Mike Aberlich, who was second in command, had a brainstorm that would change my life and open the door to everything we accomplished over the next 10 years. He told me that not only would I be hired for that broadcast job, but since I had been a journalist in basically every medium- TV, radio, wires, newspapers, blogging-he’d create a team that would merge all of those disciplines and make me the head of it.
Our new team, Chrysler Electronic Communications, also included the company’s media website. Over a period of several months we stepped up our video production activities and instead of simply shooting video or soundbites for the media to use, we created self-contained stories and features that could be posted on websites.
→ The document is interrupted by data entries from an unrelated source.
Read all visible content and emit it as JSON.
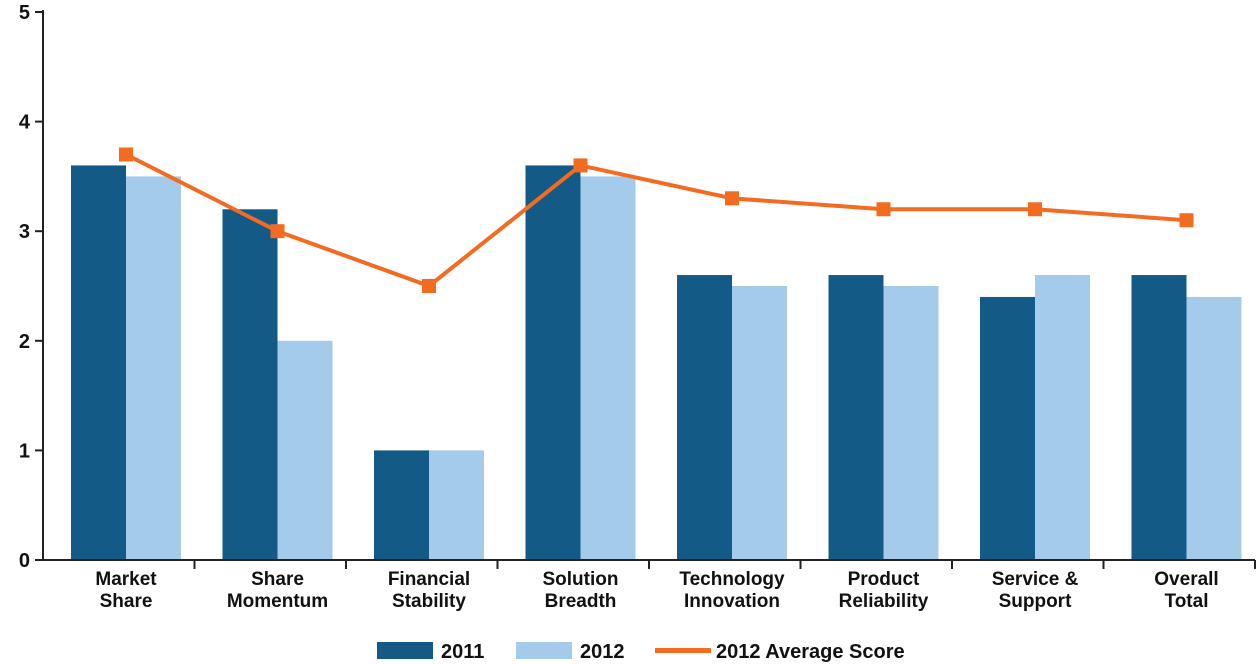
{
  "chart_data": {
    "type": "bar",
    "categories": [
      [
        "Market",
        "Share"
      ],
      [
        "Share",
        "Momentum"
      ],
      [
        "Financial",
        "Stability"
      ],
      [
        "Solution",
        "Breadth"
      ],
      [
        "Technology",
        "Innovation"
      ],
      [
        "Product",
        "Reliability"
      ],
      [
        "Service &",
        "Support"
      ],
      [
        "Overall",
        "Total"
      ]
    ],
    "series": [
      {
        "name": "2011",
        "type": "bar",
        "color": "#145a87",
        "values": [
          3.6,
          3.2,
          1.0,
          3.6,
          2.6,
          2.6,
          2.4,
          2.6
        ]
      },
      {
        "name": "2012",
        "type": "bar",
        "color": "#a4cbea",
        "values": [
          3.5,
          2.0,
          1.0,
          3.5,
          2.5,
          2.5,
          2.6,
          2.4
        ]
      },
      {
        "name": "2012 Average Score",
        "type": "line",
        "color": "#f26b21",
        "values": [
          3.7,
          3.0,
          2.5,
          3.6,
          3.3,
          3.2,
          3.2,
          3.1
        ]
      }
    ],
    "yticks": [
      "0",
      "1",
      "2",
      "3",
      "4",
      "5"
    ],
    "ylim": [
      0,
      5
    ],
    "grid": false,
    "legend_position": "bottom"
  }
}
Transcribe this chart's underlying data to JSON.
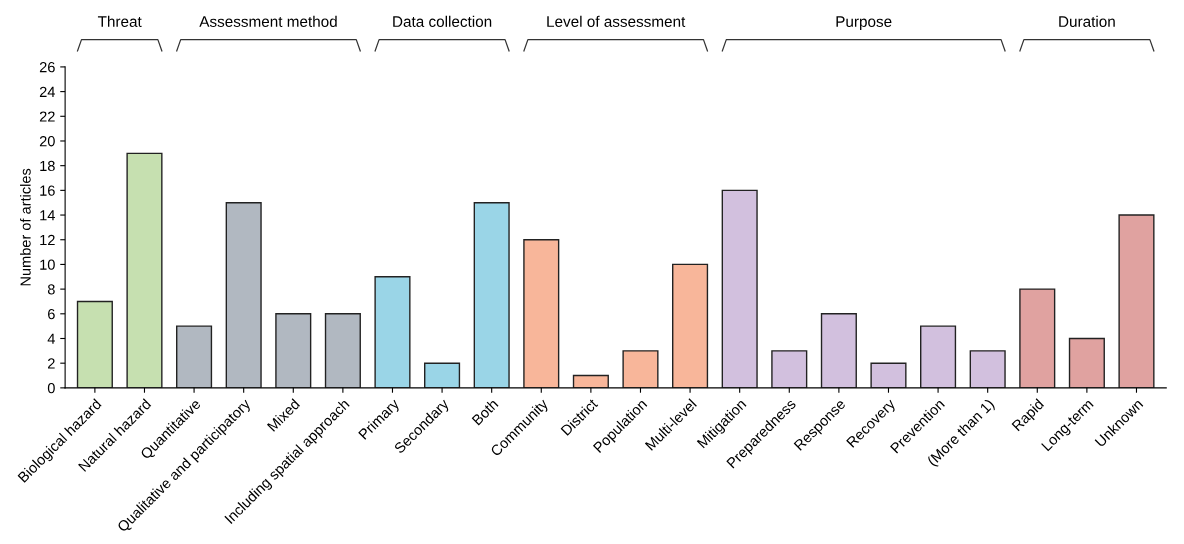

We called what we were doing “corporate journalism” long before the term was co-opted by PR agencies and “experts.” A simple video feature explaining how a waterfall we used at autoshows that created the words “Jeep” and various shapes won over a million views on YouTube.
We then created a weekly video recapping Chrysler news called “Under the Pentastar,” named for the company’s trademark. The name was changed in 2014 to “FCA Replay” when Fiat Chrysler Automobiles was created and use of the Pentastar was discontinued. The feature has won awards from Women in Communications, PR News and the International Association of Business Communicators (IABC).
In short order we created three new positions called “Multimedia Editors,” who are essentially reporters embedded in the company. They cover beats such as brands, corporate matters, labor, technology , and are responsible for creating social media and video content as unique stories, or to create a multimedia package that augments news releases. Our Multimedia Editors, accompanied most times with a videographer from our team, cover stories the same as a field crew at a station or network. Our content is available for any media to use and is also posted on our blog, Twitter, Facebook and YouTube channels. It can also be found on our groundbreaking site, FCA Content on Demand, which is a constantly changing aggregation of internally and externally produced content that contains company news, features, blog posts, product reviews and videos.
All video we produce is hosted on our in-house video portal found on our media website, making it quick and easy for journalists to find the content they need and immediately download it.
Rounding out our multimedia activities is our Livestream webcasting channel, “FCA Live” and regular use of the smartphone webcasting apps Periscope and Meerkat.
Our evolution from a single blog to a self-contained, media website/social media/video production/ corporate news organization was only made possible by a team of creative and courageous individuals who never say “no” to trying new ideas and have the talent and skills to execute them successfully.
Our team is now called FCA Digital Media, but our mission is the same as it’s always been—contribute to the company’s success by creatively and strategically using digital means to communicate the value of its products, technologies, policies and people.
It gives me great pleasure to think about all we’ve accomplished as a team over the past 10 years. But that was then. We’re not nearly done.